By MarcoAlla @Adobe Stock

Rebecca Elliott of The Wall Street Journal reports that Tesla cited production setbacks for a drop in sales, which was worse than analysts expected. She writes:

Tesla TSLA reported its first year-over-year decline in quarterly deliveries since 2020, badly missing Wall Street’s expectations and stoking further concern about the company’s growth prospects this year.

Elon Musk’s electric-vehicle maker delivered 386,810 vehicles globally in the first three months of 2024, down 8.5% from a year earlier. It was the company’s lowest quarterly performance since the third quarter of 2022.
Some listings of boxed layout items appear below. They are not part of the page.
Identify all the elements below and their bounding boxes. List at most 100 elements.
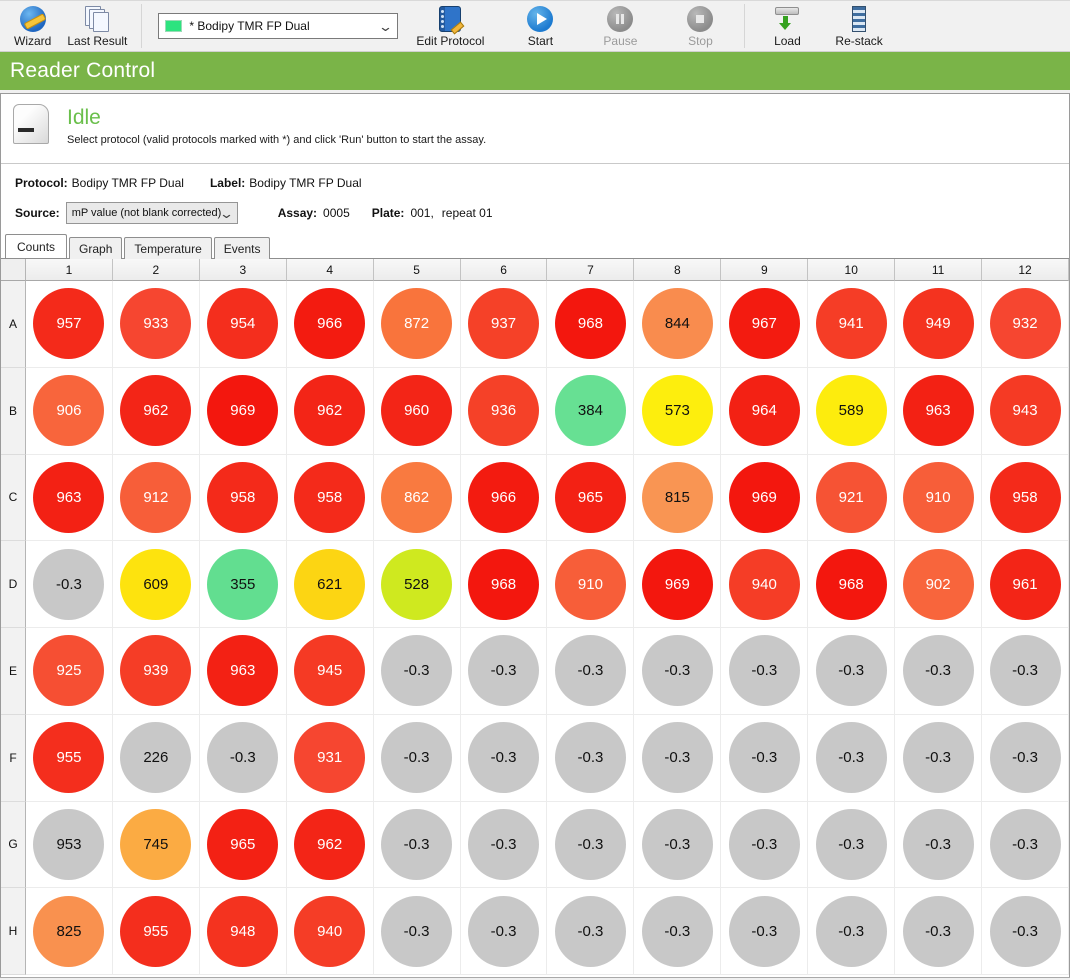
well-C2[interactable]: 912 bbox=[120, 461, 192, 533]
well-H6[interactable]: -0.3 bbox=[468, 895, 540, 967]
well-E7[interactable]: -0.3 bbox=[554, 635, 626, 707]
well-G8[interactable]: -0.3 bbox=[641, 808, 713, 880]
well-A2[interactable]: 933 bbox=[120, 288, 192, 360]
well-E4[interactable]: 945 bbox=[294, 635, 366, 707]
well-C12[interactable]: 958 bbox=[989, 461, 1061, 533]
well-B4[interactable]: 962 bbox=[294, 375, 366, 447]
well-F9[interactable]: -0.3 bbox=[728, 722, 800, 794]
well-B10[interactable]: 589 bbox=[815, 375, 887, 447]
edit-protocol-button[interactable]: Edit Protocol bbox=[408, 3, 492, 50]
well-C10[interactable]: 921 bbox=[815, 461, 887, 533]
well-F3[interactable]: -0.3 bbox=[207, 722, 279, 794]
well-G5[interactable]: -0.3 bbox=[381, 808, 453, 880]
well-F5[interactable]: -0.3 bbox=[381, 722, 453, 794]
well-C8[interactable]: 815 bbox=[641, 461, 713, 533]
well-C5[interactable]: 862 bbox=[381, 461, 453, 533]
well-H5[interactable]: -0.3 bbox=[381, 895, 453, 967]
well-B6[interactable]: 936 bbox=[468, 375, 540, 447]
well-C1[interactable]: 963 bbox=[33, 461, 105, 533]
well-G2[interactable]: 745 bbox=[120, 808, 192, 880]
protocol-select[interactable]: * Bodipy TMR FP Dual ⌄ bbox=[158, 13, 399, 39]
well-D6[interactable]: 968 bbox=[468, 548, 540, 620]
well-C6[interactable]: 966 bbox=[468, 461, 540, 533]
start-button[interactable]: Start bbox=[514, 3, 566, 50]
well-A6[interactable]: 937 bbox=[468, 288, 540, 360]
well-H8[interactable]: -0.3 bbox=[641, 895, 713, 967]
well-D12[interactable]: 961 bbox=[989, 548, 1061, 620]
well-E6[interactable]: -0.3 bbox=[468, 635, 540, 707]
well-G10[interactable]: -0.3 bbox=[815, 808, 887, 880]
well-C11[interactable]: 910 bbox=[902, 461, 974, 533]
well-H7[interactable]: -0.3 bbox=[554, 895, 626, 967]
well-C7[interactable]: 965 bbox=[554, 461, 626, 533]
tab-temperature[interactable]: Temperature bbox=[124, 237, 212, 259]
well-H4[interactable]: 940 bbox=[294, 895, 366, 967]
well-F8[interactable]: -0.3 bbox=[641, 722, 713, 794]
well-C4[interactable]: 958 bbox=[294, 461, 366, 533]
well-B1[interactable]: 906 bbox=[33, 375, 105, 447]
well-E5[interactable]: -0.3 bbox=[381, 635, 453, 707]
tab-graph[interactable]: Graph bbox=[69, 237, 123, 259]
well-D3[interactable]: 355 bbox=[207, 548, 279, 620]
well-E1[interactable]: 925 bbox=[33, 635, 105, 707]
well-F7[interactable]: -0.3 bbox=[554, 722, 626, 794]
well-D10[interactable]: 968 bbox=[815, 548, 887, 620]
well-B8[interactable]: 573 bbox=[641, 375, 713, 447]
well-D5[interactable]: 528 bbox=[381, 548, 453, 620]
well-F2[interactable]: 226 bbox=[120, 722, 192, 794]
well-D11[interactable]: 902 bbox=[902, 548, 974, 620]
well-G1[interactable]: 953 bbox=[33, 808, 105, 880]
well-H10[interactable]: -0.3 bbox=[815, 895, 887, 967]
well-D4[interactable]: 621 bbox=[294, 548, 366, 620]
tab-events[interactable]: Events bbox=[213, 237, 271, 259]
well-F10[interactable]: -0.3 bbox=[815, 722, 887, 794]
well-B2[interactable]: 962 bbox=[120, 375, 192, 447]
well-C3[interactable]: 958 bbox=[207, 461, 279, 533]
well-F12[interactable]: -0.3 bbox=[989, 722, 1061, 794]
well-G7[interactable]: -0.3 bbox=[554, 808, 626, 880]
well-F4[interactable]: 931 bbox=[294, 722, 366, 794]
well-D7[interactable]: 910 bbox=[554, 548, 626, 620]
well-H11[interactable]: -0.3 bbox=[902, 895, 974, 967]
well-A1[interactable]: 957 bbox=[33, 288, 105, 360]
well-H12[interactable]: -0.3 bbox=[989, 895, 1061, 967]
well-E11[interactable]: -0.3 bbox=[902, 635, 974, 707]
well-B9[interactable]: 964 bbox=[728, 375, 800, 447]
well-B5[interactable]: 960 bbox=[381, 375, 453, 447]
well-A3[interactable]: 954 bbox=[207, 288, 279, 360]
well-G9[interactable]: -0.3 bbox=[728, 808, 800, 880]
well-D2[interactable]: 609 bbox=[120, 548, 192, 620]
well-H1[interactable]: 825 bbox=[33, 895, 105, 967]
well-A11[interactable]: 949 bbox=[902, 288, 974, 360]
well-A4[interactable]: 966 bbox=[294, 288, 366, 360]
source-select[interactable]: mP value (not blank corrected) ⌄ bbox=[65, 202, 238, 224]
well-F11[interactable]: -0.3 bbox=[902, 722, 974, 794]
well-G12[interactable]: -0.3 bbox=[989, 808, 1061, 880]
well-A10[interactable]: 941 bbox=[815, 288, 887, 360]
tab-counts[interactable]: Counts bbox=[5, 234, 68, 258]
well-H9[interactable]: -0.3 bbox=[728, 895, 800, 967]
well-B11[interactable]: 963 bbox=[902, 375, 974, 447]
load-button[interactable]: Load bbox=[761, 3, 813, 50]
last-result-button[interactable]: Last Result bbox=[59, 3, 135, 50]
well-D9[interactable]: 940 bbox=[728, 548, 800, 620]
well-G3[interactable]: 965 bbox=[207, 808, 279, 880]
well-H2[interactable]: 955 bbox=[120, 895, 192, 967]
well-E8[interactable]: -0.3 bbox=[641, 635, 713, 707]
well-G4[interactable]: 962 bbox=[294, 808, 366, 880]
restack-button[interactable]: Re-stack bbox=[827, 3, 890, 50]
well-E12[interactable]: -0.3 bbox=[989, 635, 1061, 707]
well-B12[interactable]: 943 bbox=[989, 375, 1061, 447]
well-E10[interactable]: -0.3 bbox=[815, 635, 887, 707]
well-A12[interactable]: 932 bbox=[989, 288, 1061, 360]
well-E3[interactable]: 963 bbox=[207, 635, 279, 707]
well-B7[interactable]: 384 bbox=[554, 375, 626, 447]
well-G6[interactable]: -0.3 bbox=[468, 808, 540, 880]
well-B3[interactable]: 969 bbox=[207, 375, 279, 447]
well-D8[interactable]: 969 bbox=[641, 548, 713, 620]
well-E2[interactable]: 939 bbox=[120, 635, 192, 707]
wizard-button[interactable]: Wizard bbox=[6, 3, 59, 50]
well-F6[interactable]: -0.3 bbox=[468, 722, 540, 794]
well-A9[interactable]: 967 bbox=[728, 288, 800, 360]
well-A8[interactable]: 844 bbox=[641, 288, 713, 360]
The result was enough for Tesla to reclaim the title from China’s BYD as the world’s top electric-vehicle seller on a quarterly basis. Yet, it is a troubling sign for the world’s most valuable automaker and the overall EV market, where growth is slowing and automakers are recalibrating investment plans after finding consumers to be less enthusiastic about going electric than the companies had expected. […]

Revenue is expected to climb some 4% year-over-year to $24.3 billion, according to FactSet.

Morgan Stanley analyst Adam Jonas, who has long been bullish about Tesla, wrote in a recent note to investors that the automaker “may be witnessing price-cut fatigue” as profitability narrows. “Such conditions may not significantly improve near-term given the age of Tesla’s product line-up,” he wrote.